Escola como espaço público, de produção de conhecimento, cultura, lazer e recreação

Cultura, lazer, educação e produção de conhecimento podem parecer, num primeiro olhar, temas que não apresentam relação um com o outro, principalmente quando consideramos os espaços públicos, em especial a escola, como local onde essas práticas e vivências acontecem.

Quando na problematização inicial colocamos algumas práticas resgatadas no 2° Momento da Constituinte Escolar e constatamos falas como: "alunos depredam o patrimônio público - escola.", nos remetemos à seguinte pergunta: afinal o que representa este Público da fala resgatada? Para que possamos refletir um pouco mais sobre esta questão, alguns pontos merecem ser mencionados e aprofundados.

Ao analisar os espaços públicos de lazer e cidadania, Carlos Rodrigues Brandão afirma que:



"...no Brasil, de uma maneira muito evidente, as atitudes das pessoas frente aos espaços públicos como posse do governo são algo que existe internalizado em todos nós. A percepção comum entre nós é assim: aquilo que é público não é meu e mesmo que também não seja efetivamente do Estado, é uma questão dele. (...) Para mim, o sentido de lazer está exatamente nesses campinhos de futebol que são também uma lembrança de muita saudade em minha vida. Conversando com professores eu dizia o seguinte: reparem uma coisa engraçada, em SP as pessoas depredam trens, destroem telefones públicos, vandalizam escolas e, no entanto, nunca vi fazerem a mesma coisa com um campo de futebol.

Creio que não se dá apenas porque campo de futebol seja prazeroso. Quando os campos de futebol não são destruídos, é porque as pessoas do lugar os fizeram e os assumem como se fossem delas e não como sendo de uma instância alheia 'de governo"' (1994, p. 29).

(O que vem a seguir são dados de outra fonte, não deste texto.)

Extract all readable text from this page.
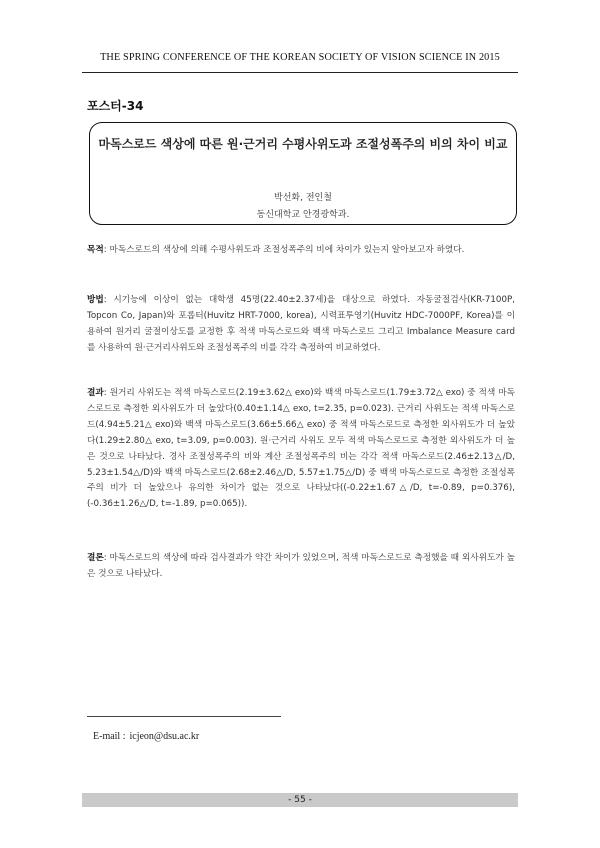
THE SPRING CONFERENCE OF THE KOREAN SOCIETY OF VISION SCIENCE IN 2015
포스터-34
마독스로드 색상에 따른 원·근거리 수평사위도과 조절성폭주의 비의 차이 비교
박선화, 전인철
동신대학교 안경광학과.
목적: 마독스로드의 색상에 의해 수평사위도과 조절성폭주의 비에 차이가 있는지 알아보고자 하였다.
방법: 시기능에 이상이 없는 대학생 45명(22.40±2.37세)을 대상으로 하였다. 자동굴절검사(KR-7100P, Topcon Co, Japan)와 포롭터(Huvitz HRT-7000, korea), 시력표투영기(Huvitz HDC-7000PF, Korea)를 이용하여 원거리 굴절이상도를 교정한 후 적색 마독스로드와 백색 마독스로드 그리고 Imbalance Measure card를 사용하여 원·근거리사위도와 조절성폭주의 비를 각각 측정하여 비교하였다.
결과: 원거리 사위도는 적색 마독스로드(2.19±3.62△ exo)와 백색 마독스로드(1.79±3.72△ exo) 중 적색 마독스로드로 측정한 외사위도가 더 높았다(0.40±1.14△ exo, t=2.35, p=0.023). 근거리 사위도는 적색 마독스로드(4.94±5.21△ exo)와 백색 마독스로드(3.66±5.66△ exo) 중 적색 마독스로드로 측정한 외사위도가 더 높았다(1.29±2.80△ exo, t=3.09, p=0.003). 원·근거리 사위도 모두 적색 마독스로드로 측정한 외사위도가 더 높은 것으로 나타났다. 경사 조절성폭주의 비와 계산 조절성폭주의 비는 각각 적색 마독스로드(2.46±2.13△/D, 5.23±1.54△/D)와 백색 마독스로드(2.68±2.46△/D, 5.57±1.75△/D) 중 백색 마독스로드로 측정한 조절성폭주의 비가 더 높았으나 유의한 차이가 없는 것으로 나타났다((-0.22±1.67△/D, t=-0.89, p=0.376), (-0.36±1.26△/D, t=-1.89, p=0.065)).
결론: 마독스로드의 색상에 따라 검사결과가 약간 차이가 있었으며, 적색 마독스로드로 측정했을 때 외사위도가 높은 것으로 나타났다.
E-mail : icjeon@dsu.ac.kr
- 55 -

Muitas vezes lidamos com os espaços públicos, ou seja, com tudo aquilo que está além dos portões de nossas casas, de um modo um tanto hostil, como algo do qual realmente não nos apropriamos e não concebemos como nosso. Outras vezes, nos referimos ao que é público com um certo descaso, parecendo que o que é público não é de ninguém. É importante salientar que esta atitude faz parte da nossa cultura, está internalizada em nós. Assim, nos deparamos com dois espaços: um espaço "público" do qual não nos sentimos parte, e outro, o "privado", que como o próprio nome afirma, é de alguém, o que automaticamente me priva de sua apropriação ou acesso.

No livro "Festa no Pedaço", José G. C. Magnani (1984), no capítulo intitulado "A rede de lazer", ao fazer uma análise das "Redes de lazer" de uma cidade interiorana de São Paulo - Três Corações - chega a um interessante conceito que pode nos ajudar na reflexão sobre os espaços públicos, em contraposição aos espaços privados de nossa comunidade: o conceito de Pedaço. Para ele, o Pedaço é um componente de ordem espacial, que corresponde a uma determinada rede de relações sociais. O componente espacial possui algumas fontes de referências que constituem o que chamaríamos de seu núcleo: o telefone público, a padaria, alguns bares e casas de comércio, o ponto de "búzios", o terreiro e o templo, o campo de futebol e alguns salões de baile, lugares onde a rede de relações sociais vão se delimitando.

Enquanto o núcleo do Pedaço apresenta um contorno nítido, inclusive com a participação de alguns serviços básicos, as bordas são fluidas e não se apresentam com delimitação territorial precisa. Neste sentido, o termo nos remete a um espaço intermediário entre o Privado (a casa) e o Público onde se "desenvolve uma sensibilidade básica, mais ampla que a fundada nos laços familiares, porém mais densa, significativa e estável que as relações formais e individualizadas impostas pela sociedade"(1984, p. 138).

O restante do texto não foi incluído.